Disappointingly, my first day along this road was uninspiring. Nothing remains of the original forests that carpeted these areas. The land was long ago cleared for plantation crops, and for several hours I followed a dirty, four-laned motorway through semi-industrial areas with the ugly scars of fresh development lining the road sides. But as I headed further north, with Buon Ma Thuot well behind me, the roads narrowed and became quieter, the provincial hub towns got smaller, and the agriculture and industry began to give way to trees. Part way between Pleiku and Pham Duc the forest began in earnest. Triple canopy jungle towered over one side of the road, while the other fell away down a sheer slope to the mighty rivers that drain the mountains of their afternoon downpours. Every valley view has a muddy river at the base, the thick green carpet of forest, and row upon row of blue mountains fading into the distance. For hours at a time I was alone with the trees, the river and the road. It’s an isolated and primal place, where a string of elephants or a pride of jungle cats would not seem unlikely.
Scattered along the road are small towns and smaller villages, where people still adopt a subsistence farming lifestyle. Although my routine began with a 5.30am start, the towns were a hive of activity well before this time. By the time I got moving, old women would be well on their way to the village markets, stooped and slow under the weight of a cane basket full of root vegetables. Old men would be busy on the forest’s edge, tying down a mountainous morning’s load of firewood to an ancient relic of a motorbike. The younger folk would be trudging out to work the fields or forest, all shouldering arms of shovels and hoes and machetes. Every turn in the road carried the risk of confronting a herd of cattle or goats ruminating on the tarmac. I stopped to take a picture of a mob of water buffalo, dripping mud, strolling past school-yard gates, driven by a man and a boy with bamboo sticks. Riding along this road gave me a glimpse of the provincial heart of Vietnam. But still, the locals considered me to be the stranger sight.
Although they stare at me as though I had been beamed in from another planet, they were friendly and welcoming, quick to smile and often to laugh. At every opportunity they would strike up incomprehensible conversations just to hear the words of my strange language, or my own clumsy efforts at theirs. Children would line the roads on their ways to or from school, reaching out with skinny, white-uniformed arms for a high-velocity, high-five; the impact almost spinning them on their axis as they hooted in delight.
Reminders of the impact of war are everywhere along this stretch. War cemeteries are easy to spot in almost every small town. Row upon row of precisely aligned marble column headstones often marked only with a simple yellow star and the words ‘Liet Si’ – unknown martyr. Dented, rusting tanks and heavy artillery flank flagpoles draped with the country’s blood-red flag. Enormous, Soviet-style granite monuments proclaim the people’s freedom and independence, and remind them how they earned it.
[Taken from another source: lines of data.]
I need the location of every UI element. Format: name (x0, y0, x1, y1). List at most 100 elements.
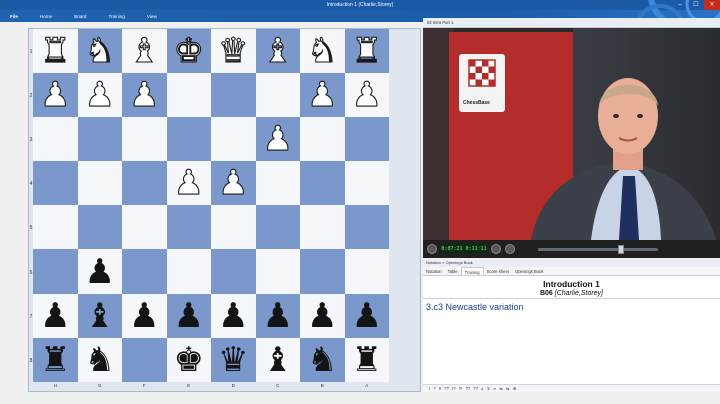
square[interactable] (33, 249, 78, 294)
square[interactable]: ♝ (122, 29, 167, 74)
square[interactable] (166, 117, 211, 162)
white-pawn-icon[interactable]: ♟ (351, 78, 383, 113)
black-pawn-icon[interactable]: ♟ (263, 299, 293, 333)
black-king-icon[interactable]: ♚ (174, 343, 204, 377)
square[interactable]: ♟ (211, 161, 256, 206)
chessboard[interactable]: ♜ ♞ ♝ ♚ ♛ ♝ ♞ ♜ ♟ ♟ ♟ ♟ ♟ ♟ ♟ ♟ ♟ ♟ ♝ ♟ ♟ ♟ ♟ ♟ ♟ ♜ ♞ ♚ ♛ ♝ ♞ ♜ (33, 29, 389, 382)
square[interactable] (300, 117, 345, 162)
square[interactable] (77, 161, 122, 206)
square[interactable]: ♟ (122, 73, 167, 118)
menu-view[interactable]: View (136, 14, 168, 19)
square[interactable]: ♟ (300, 293, 345, 338)
black-rook-icon[interactable]: ♜ (40, 343, 70, 377)
white-pawn-icon[interactable]: ♟ (262, 122, 294, 157)
square[interactable]: ♟ (344, 293, 389, 338)
white-pawn-icon[interactable]: ♟ (217, 166, 249, 201)
square[interactable]: ♜ (33, 29, 78, 74)
seekbar-handle[interactable] (618, 245, 624, 254)
video-player[interactable]: ChessBase (423, 28, 720, 240)
tab-notation[interactable]: Notation (423, 267, 445, 275)
square[interactable] (33, 117, 78, 162)
white-knight-icon[interactable]: ♞ (84, 33, 116, 68)
white-bishop-icon[interactable]: ♝ (262, 33, 294, 68)
white-pawn-icon[interactable]: ♟ (84, 78, 116, 113)
menu-home[interactable]: Home (29, 14, 63, 19)
square[interactable]: ♝ (255, 337, 300, 382)
square[interactable]: ♛ (211, 337, 256, 382)
square[interactable] (300, 249, 345, 294)
square[interactable]: ♟ (122, 293, 167, 338)
square[interactable] (211, 249, 256, 294)
square[interactable]: ♟ (344, 73, 389, 118)
white-pawn-icon[interactable]: ♟ (39, 78, 71, 113)
square[interactable] (344, 161, 389, 206)
square[interactable] (255, 161, 300, 206)
black-queen-icon[interactable]: ♛ (218, 343, 248, 377)
square[interactable] (122, 117, 167, 162)
square[interactable] (166, 205, 211, 250)
tab-openings-book[interactable]: Openings Book (512, 267, 547, 275)
tab-table[interactable]: Table (445, 267, 461, 275)
video-tab[interactable]: 02 Intro Part 1 (423, 18, 720, 28)
square[interactable]: ♜ (344, 337, 389, 382)
square[interactable]: ♜ (344, 29, 389, 74)
square[interactable] (166, 73, 211, 118)
square[interactable] (77, 205, 122, 250)
tab-training[interactable]: Training (460, 267, 484, 275)
black-knight-icon[interactable]: ♞ (85, 343, 115, 377)
square[interactable] (122, 337, 167, 382)
black-pawn-icon[interactable]: ♟ (307, 299, 337, 333)
square[interactable]: ♝ (77, 293, 122, 338)
square[interactable]: ♚ (166, 29, 211, 74)
square[interactable] (166, 249, 211, 294)
black-pawn-icon[interactable]: ♟ (174, 299, 204, 333)
square[interactable] (211, 205, 256, 250)
square[interactable] (300, 161, 345, 206)
black-bishop-icon[interactable]: ♝ (263, 343, 293, 377)
square[interactable] (344, 117, 389, 162)
tab-score-sheet[interactable]: Score sheet (484, 267, 512, 275)
square[interactable]: ♚ (166, 337, 211, 382)
black-pawn-icon[interactable]: ♟ (352, 299, 382, 333)
square[interactable] (255, 205, 300, 250)
square[interactable]: ♟ (33, 73, 78, 118)
square[interactable]: ♟ (166, 161, 211, 206)
square[interactable] (211, 117, 256, 162)
menu-file[interactable]: File (0, 14, 29, 19)
white-pawn-icon[interactable]: ♟ (128, 78, 160, 113)
square[interactable]: ♝ (255, 29, 300, 74)
square[interactable]: ♟ (300, 73, 345, 118)
square[interactable]: ♜ (33, 337, 78, 382)
square[interactable] (255, 249, 300, 294)
square[interactable] (344, 205, 389, 250)
move-comment[interactable]: 3.c3 Newcastle variation (426, 302, 524, 312)
square[interactable]: ♟ (77, 73, 122, 118)
menu-board[interactable]: Board (63, 14, 97, 19)
menu-training[interactable]: Training (97, 14, 135, 19)
square[interactable] (300, 205, 345, 250)
black-pawn-icon[interactable]: ♟ (129, 299, 159, 333)
white-pawn-icon[interactable]: ♟ (306, 78, 338, 113)
square[interactable]: ♛ (211, 29, 256, 74)
square[interactable]: ♟ (255, 293, 300, 338)
white-rook-icon[interactable]: ♜ (39, 33, 71, 68)
square[interactable] (33, 161, 78, 206)
video-seekbar[interactable] (538, 248, 658, 251)
black-pawn-icon[interactable]: ♟ (218, 299, 248, 333)
white-rook-icon[interactable]: ♜ (351, 33, 383, 68)
white-knight-icon[interactable]: ♞ (306, 33, 338, 68)
square[interactable] (344, 249, 389, 294)
square[interactable] (122, 205, 167, 250)
forward-button[interactable] (505, 244, 515, 254)
square[interactable]: ♞ (300, 337, 345, 382)
black-pawn-icon[interactable]: ♟ (40, 299, 70, 333)
square[interactable] (211, 73, 256, 118)
black-rook-icon[interactable]: ♜ (352, 343, 382, 377)
square[interactable]: ♟ (255, 117, 300, 162)
square[interactable] (33, 205, 78, 250)
white-bishop-icon[interactable]: ♝ (128, 33, 160, 68)
pause-button[interactable] (427, 244, 437, 254)
square[interactable]: ♞ (77, 29, 122, 74)
black-pawn-icon[interactable]: ♟ (85, 255, 115, 289)
square[interactable]: ♟ (33, 293, 78, 338)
Similarly, there are many bronze or marble statues of Ho Chi Minh, the man who guided them there. Loudspeakers crackle to life well before dawn, blaring anthemic music and pro-communist slogans from every government building, encouraging the population to be up and about their labours. As an outsider, it’s impossible to ignore the fact that the Vietnam has been besieged by war, and its people have been dragged to hell and back. But even when the government propaganda is filtered away, there exists an undeniable nationalistic pride. The tiny, faded red flags flying from the thatch-roofed village huts, or those stitched onto children’s schoolbags, say as much.
After four full days of isolation, working my way through the central highlands, I left the Ho Chi Minh road and headed back towards the coast. Hoi An was on the radar.